Parallel Numerics. 1 Preconditioning & Iterative Solvers (From 2016) Technsche Unverstät München WSe 6/7 Insttut für Informatk Prof. Dr. Thomas Huckle Dpl.-Math. Benjamn Uekermann Parallel Numercs Exercse : Prevous Exam Questons Precondtonng & Iteratve Solvers (From 6)

More information

Efficient Distributed File System (EDFS)

Efficient Distributed File System (EDFS) Effcent Dstrbuted Fle System (EDFS) (Sem-Centralzed) Debessay(Debsh) Fesehaye, Rahul Malk & Klara Naherstedt Unversty of Illnos-Urbana Champagn Contents Problem Statement, Related Work, EDFS Desgn Rate

More information

Sequential search.
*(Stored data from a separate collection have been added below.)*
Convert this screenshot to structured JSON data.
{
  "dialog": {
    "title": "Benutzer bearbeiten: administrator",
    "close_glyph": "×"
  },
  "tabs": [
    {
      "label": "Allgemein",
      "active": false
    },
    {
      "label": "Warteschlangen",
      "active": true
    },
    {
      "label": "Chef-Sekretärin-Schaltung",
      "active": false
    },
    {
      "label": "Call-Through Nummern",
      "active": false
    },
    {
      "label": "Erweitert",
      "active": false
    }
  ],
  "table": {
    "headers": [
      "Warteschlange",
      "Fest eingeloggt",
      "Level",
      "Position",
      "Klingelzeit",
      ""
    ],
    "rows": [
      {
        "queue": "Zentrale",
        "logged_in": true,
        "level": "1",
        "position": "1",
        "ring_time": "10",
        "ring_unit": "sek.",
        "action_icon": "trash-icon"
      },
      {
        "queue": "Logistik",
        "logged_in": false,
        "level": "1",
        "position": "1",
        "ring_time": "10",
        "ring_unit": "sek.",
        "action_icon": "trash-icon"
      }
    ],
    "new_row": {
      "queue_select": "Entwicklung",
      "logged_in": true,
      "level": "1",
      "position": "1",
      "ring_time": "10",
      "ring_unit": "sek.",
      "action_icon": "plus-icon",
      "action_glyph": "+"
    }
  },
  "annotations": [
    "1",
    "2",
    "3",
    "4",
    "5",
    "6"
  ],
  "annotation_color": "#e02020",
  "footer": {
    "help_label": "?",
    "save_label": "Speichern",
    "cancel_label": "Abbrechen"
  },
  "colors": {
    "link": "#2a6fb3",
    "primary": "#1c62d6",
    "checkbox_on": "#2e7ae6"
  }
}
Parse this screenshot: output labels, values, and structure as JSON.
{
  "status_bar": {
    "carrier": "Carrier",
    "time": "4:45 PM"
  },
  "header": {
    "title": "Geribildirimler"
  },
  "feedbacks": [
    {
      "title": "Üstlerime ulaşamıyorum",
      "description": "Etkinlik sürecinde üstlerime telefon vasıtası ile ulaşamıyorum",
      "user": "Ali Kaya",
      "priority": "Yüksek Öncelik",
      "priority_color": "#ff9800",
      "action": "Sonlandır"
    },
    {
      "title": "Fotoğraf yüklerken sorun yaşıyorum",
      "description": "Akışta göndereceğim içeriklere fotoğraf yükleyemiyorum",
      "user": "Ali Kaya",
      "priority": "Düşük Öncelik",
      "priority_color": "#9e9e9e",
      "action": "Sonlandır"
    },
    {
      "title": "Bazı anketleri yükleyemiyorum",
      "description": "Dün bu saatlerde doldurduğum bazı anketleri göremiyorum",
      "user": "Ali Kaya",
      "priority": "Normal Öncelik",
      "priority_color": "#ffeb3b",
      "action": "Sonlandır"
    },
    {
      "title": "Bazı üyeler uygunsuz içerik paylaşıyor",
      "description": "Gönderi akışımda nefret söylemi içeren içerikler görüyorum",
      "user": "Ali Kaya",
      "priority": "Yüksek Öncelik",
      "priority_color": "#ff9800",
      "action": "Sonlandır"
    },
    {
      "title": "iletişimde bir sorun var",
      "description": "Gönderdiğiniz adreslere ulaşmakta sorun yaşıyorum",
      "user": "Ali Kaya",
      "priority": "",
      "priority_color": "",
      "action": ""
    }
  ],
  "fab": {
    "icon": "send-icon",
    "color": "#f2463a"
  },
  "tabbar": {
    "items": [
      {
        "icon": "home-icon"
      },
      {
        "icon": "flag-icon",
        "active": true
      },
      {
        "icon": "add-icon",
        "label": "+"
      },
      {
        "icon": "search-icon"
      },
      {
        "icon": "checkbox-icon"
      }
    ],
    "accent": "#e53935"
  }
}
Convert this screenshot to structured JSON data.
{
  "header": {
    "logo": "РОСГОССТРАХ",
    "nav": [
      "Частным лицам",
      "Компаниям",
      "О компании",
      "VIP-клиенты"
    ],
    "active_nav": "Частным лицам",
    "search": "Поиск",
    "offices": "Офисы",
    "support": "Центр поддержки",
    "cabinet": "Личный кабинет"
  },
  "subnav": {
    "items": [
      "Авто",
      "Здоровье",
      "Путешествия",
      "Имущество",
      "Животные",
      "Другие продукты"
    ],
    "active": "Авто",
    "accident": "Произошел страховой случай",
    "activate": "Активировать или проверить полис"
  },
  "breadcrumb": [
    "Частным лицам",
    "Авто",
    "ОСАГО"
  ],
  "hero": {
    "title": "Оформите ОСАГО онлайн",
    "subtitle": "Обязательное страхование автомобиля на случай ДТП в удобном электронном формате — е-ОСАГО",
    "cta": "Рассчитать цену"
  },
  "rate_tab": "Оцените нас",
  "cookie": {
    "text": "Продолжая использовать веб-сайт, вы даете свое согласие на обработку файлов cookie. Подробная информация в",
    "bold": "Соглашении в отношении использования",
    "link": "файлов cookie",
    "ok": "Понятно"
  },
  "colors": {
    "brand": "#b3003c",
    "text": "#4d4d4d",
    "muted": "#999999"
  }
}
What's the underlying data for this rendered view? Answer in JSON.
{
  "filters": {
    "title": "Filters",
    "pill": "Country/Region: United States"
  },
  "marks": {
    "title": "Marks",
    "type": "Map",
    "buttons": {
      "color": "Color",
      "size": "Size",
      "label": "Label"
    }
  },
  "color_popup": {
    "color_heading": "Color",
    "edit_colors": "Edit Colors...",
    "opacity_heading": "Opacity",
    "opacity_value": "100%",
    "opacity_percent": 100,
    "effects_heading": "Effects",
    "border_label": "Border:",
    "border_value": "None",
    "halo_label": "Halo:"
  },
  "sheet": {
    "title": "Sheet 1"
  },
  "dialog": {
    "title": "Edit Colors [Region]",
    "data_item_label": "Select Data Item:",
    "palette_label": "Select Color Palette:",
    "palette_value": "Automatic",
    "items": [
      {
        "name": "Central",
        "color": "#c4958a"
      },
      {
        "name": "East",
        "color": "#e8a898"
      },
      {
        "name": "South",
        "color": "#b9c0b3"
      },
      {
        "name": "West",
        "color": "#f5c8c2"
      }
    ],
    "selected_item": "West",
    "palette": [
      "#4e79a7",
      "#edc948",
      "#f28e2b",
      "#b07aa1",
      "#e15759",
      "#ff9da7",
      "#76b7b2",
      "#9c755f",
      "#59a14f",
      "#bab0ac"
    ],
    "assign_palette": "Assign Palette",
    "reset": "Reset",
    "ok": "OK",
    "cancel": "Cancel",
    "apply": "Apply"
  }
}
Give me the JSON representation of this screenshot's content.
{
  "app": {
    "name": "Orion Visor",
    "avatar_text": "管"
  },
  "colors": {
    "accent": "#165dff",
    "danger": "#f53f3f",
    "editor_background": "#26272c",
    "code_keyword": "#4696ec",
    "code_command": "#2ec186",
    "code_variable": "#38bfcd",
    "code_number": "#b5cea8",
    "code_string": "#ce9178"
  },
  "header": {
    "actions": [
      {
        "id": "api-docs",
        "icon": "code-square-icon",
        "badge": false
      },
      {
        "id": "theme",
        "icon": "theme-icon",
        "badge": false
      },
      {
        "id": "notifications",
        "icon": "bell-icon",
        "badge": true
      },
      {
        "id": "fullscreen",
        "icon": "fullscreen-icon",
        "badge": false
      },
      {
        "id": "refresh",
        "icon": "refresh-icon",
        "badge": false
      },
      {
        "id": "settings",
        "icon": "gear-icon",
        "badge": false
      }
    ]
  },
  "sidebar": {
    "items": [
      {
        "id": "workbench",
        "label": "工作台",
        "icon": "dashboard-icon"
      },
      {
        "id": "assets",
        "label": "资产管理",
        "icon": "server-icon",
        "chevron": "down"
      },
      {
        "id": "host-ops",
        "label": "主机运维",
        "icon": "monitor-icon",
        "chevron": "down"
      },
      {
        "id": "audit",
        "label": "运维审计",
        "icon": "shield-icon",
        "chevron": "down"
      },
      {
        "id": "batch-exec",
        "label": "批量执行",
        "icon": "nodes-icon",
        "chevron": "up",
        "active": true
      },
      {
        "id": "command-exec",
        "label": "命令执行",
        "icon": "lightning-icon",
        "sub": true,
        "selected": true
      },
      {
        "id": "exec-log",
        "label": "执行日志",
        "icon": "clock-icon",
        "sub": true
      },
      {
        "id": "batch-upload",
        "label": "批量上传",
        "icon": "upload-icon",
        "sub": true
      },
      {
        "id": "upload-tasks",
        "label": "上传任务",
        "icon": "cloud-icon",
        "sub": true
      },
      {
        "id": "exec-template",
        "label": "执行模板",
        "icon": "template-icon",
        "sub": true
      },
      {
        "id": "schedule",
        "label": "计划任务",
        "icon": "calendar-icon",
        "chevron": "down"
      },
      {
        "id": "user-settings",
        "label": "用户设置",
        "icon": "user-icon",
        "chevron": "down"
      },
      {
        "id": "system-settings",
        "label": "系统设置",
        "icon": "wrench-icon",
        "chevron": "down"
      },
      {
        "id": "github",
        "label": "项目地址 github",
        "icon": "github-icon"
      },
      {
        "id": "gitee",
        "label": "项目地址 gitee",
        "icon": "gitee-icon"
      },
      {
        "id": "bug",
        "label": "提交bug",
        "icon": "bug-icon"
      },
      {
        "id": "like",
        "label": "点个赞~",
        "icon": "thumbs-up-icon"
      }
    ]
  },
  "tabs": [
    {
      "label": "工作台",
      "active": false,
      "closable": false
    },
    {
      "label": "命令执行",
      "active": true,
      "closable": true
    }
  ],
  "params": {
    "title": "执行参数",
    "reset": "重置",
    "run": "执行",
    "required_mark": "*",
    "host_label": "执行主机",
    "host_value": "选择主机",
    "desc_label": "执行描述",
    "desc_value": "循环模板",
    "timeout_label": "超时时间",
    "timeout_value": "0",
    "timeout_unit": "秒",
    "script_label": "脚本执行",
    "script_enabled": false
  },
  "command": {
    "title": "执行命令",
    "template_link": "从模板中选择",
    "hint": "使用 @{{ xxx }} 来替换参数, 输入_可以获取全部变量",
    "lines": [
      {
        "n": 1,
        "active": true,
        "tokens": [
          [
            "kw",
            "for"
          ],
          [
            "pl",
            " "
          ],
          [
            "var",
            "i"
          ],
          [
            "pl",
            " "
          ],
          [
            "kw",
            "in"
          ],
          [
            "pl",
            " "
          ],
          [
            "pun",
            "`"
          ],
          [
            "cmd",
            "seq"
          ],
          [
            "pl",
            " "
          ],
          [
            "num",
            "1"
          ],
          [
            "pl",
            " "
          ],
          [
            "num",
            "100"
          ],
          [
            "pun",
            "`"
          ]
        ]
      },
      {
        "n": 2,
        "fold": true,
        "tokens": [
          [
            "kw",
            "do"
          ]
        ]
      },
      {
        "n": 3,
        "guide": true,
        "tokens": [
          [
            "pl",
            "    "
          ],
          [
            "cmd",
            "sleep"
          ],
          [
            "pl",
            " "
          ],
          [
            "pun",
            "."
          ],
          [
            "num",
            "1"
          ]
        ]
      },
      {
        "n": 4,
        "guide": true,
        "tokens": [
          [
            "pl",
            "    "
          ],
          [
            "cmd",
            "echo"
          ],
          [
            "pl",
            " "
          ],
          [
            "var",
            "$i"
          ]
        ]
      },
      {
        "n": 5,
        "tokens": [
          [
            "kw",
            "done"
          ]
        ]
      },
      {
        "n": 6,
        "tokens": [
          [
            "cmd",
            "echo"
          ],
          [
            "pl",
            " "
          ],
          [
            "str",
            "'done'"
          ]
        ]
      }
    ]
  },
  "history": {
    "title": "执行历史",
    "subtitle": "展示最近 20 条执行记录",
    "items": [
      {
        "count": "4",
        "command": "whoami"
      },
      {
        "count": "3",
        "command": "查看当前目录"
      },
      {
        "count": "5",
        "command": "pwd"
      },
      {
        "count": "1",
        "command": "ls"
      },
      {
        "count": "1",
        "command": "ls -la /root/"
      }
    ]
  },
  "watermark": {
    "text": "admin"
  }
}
Building Java Programs Chapter 13. Sequential search. Sequential search

Sequential search. Building Java Programs Chapter 13. Sequential search. Sequential search Sequental search Buldng Java Programs Chapter 13 Searchng and Sortng sequental search: Locates a target value n an array/lst by examnng each element from start to fnsh. How many elements wll t need to

More information

Assembler. Shimon Schocken. Spring Elements of Computing Systems 1 Assembler (Ch. 6) Compiler. abstract interface.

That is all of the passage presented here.